Tel est le mot d'ordre pour que le onze national s'acquitte au mieux de sa tâche
La date du 1er juillet restera gravée à jamais dans nos mémoires puisqu'elle représente le jour de la défaite face au Botswana. Un échec lourd à digérer et qu'on aura du mal à oublier.
Heureusement que quelques semaines plus tard, le déplacement au Tchad a été mieux négocié. Deux visages donc de l'équipe de Tunisie avec, à vrai dire, des motifs de satisfaction lors de la prestation à N'Djamena. Du coup, le onze national qui avait failli hypothéquer ses chances de qualification à la CAN 2012 d'entrée de jeu s'est remis en selle. Maintenant, il va lui falloir consolider ces acquis et confirmer sa bonne forme du moment face au Malawi.
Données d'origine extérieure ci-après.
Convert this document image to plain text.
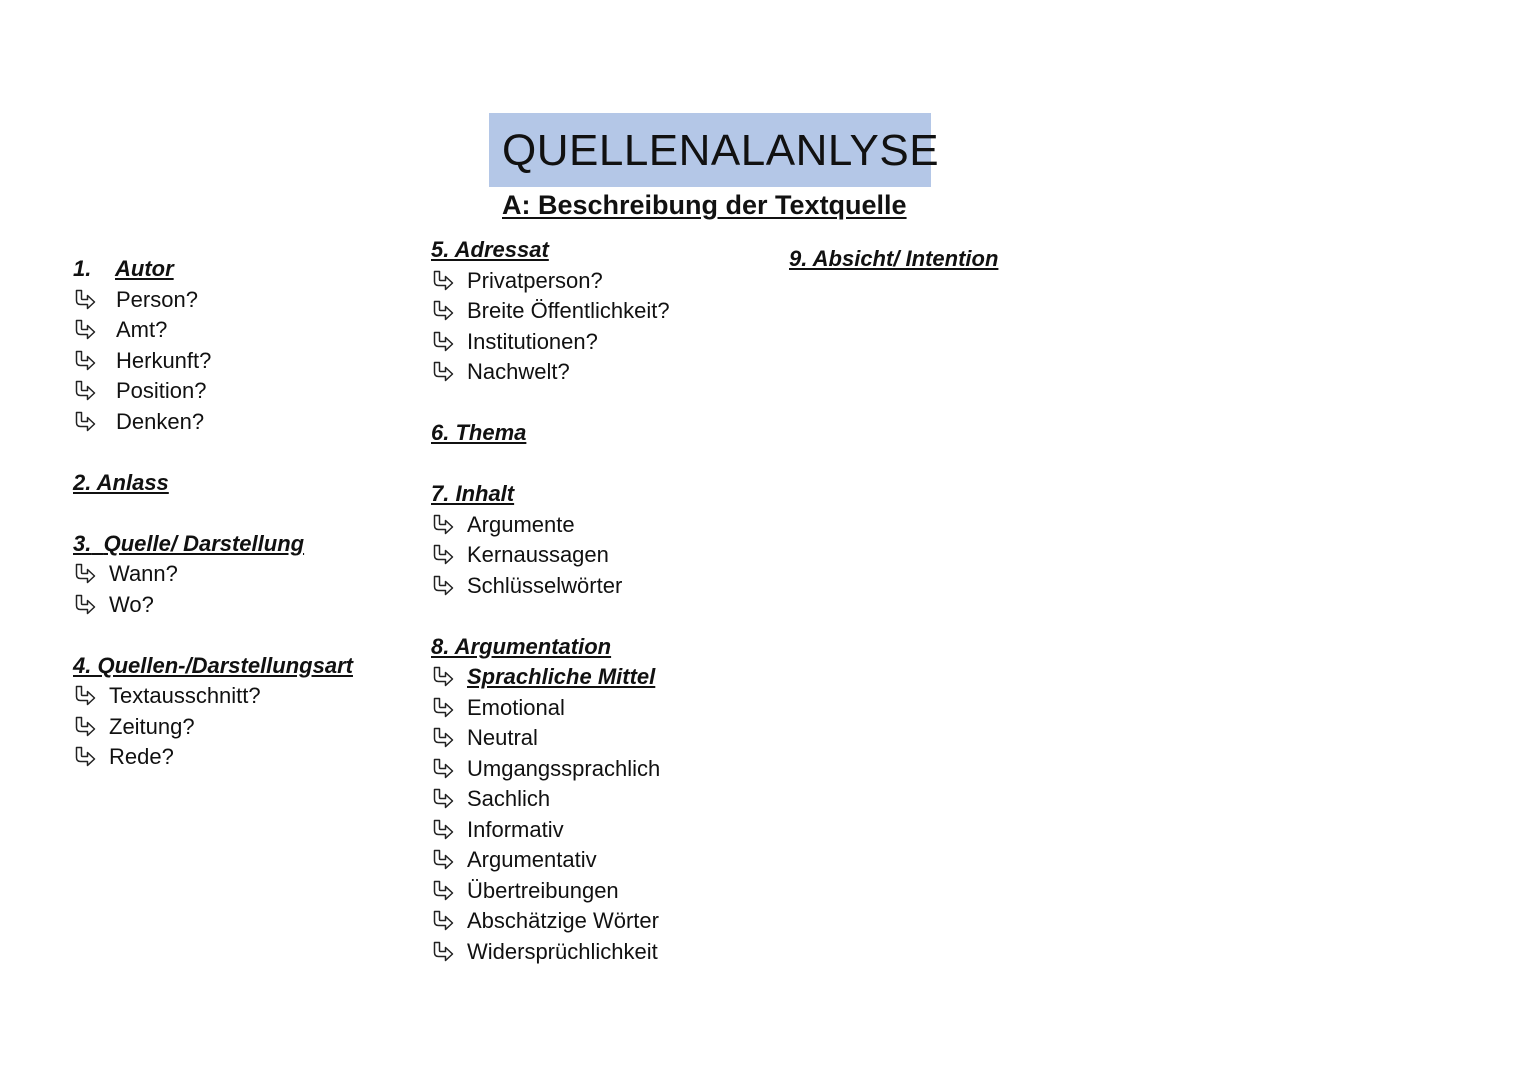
QUELLENALANLYSE
A: Beschreibung der Textquelle
1. Autor
Person?
Amt?
Herkunft?
Position?
Denken?
2. Anlass
3. Quelle/ Darstellung
Wann?
Wo?
4. Quellen-/Darstellungsart
Textausschnitt?
Zeitung?
Rede?
5. Adressat
Privatperson?
Breite Öffentlichkeit?
Institutionen?
Nachwelt?
6. Thema
7. Inhalt
Argumente
Kernaussagen
Schlüsselwörter
8. Argumentation
Sprachliche Mittel
Emotional
Neutral
Umgangssprachlich
Sachlich
Informativ
Argumentativ
Übertreibungen
Abschätzige Wörter
Widersprüchlichkeit
9. Absicht/ Intention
Nous n'épiloguerons pas beaucoup sur la liste de Bertrand Marchand et le rappel de Ben Yahia entre autres. Le plus important aujourd'hui est que l'équipe de Tunisie réussisse la passe de deux pour conforter sa seconde place au classement en attendant mieux.
Vaincre et convaincre
Nous n'irons pas jusqu'à dire que la sélection nationale est dos au mur, mais ce match face au Malawi est à prendre au sérieux et avec précaution. Les petites équipes africaines ont grandi et peuvent désormais rivaliser avec les ténors du continent. Nous en avons déjà eu la preuve. Alors trêve de distraction.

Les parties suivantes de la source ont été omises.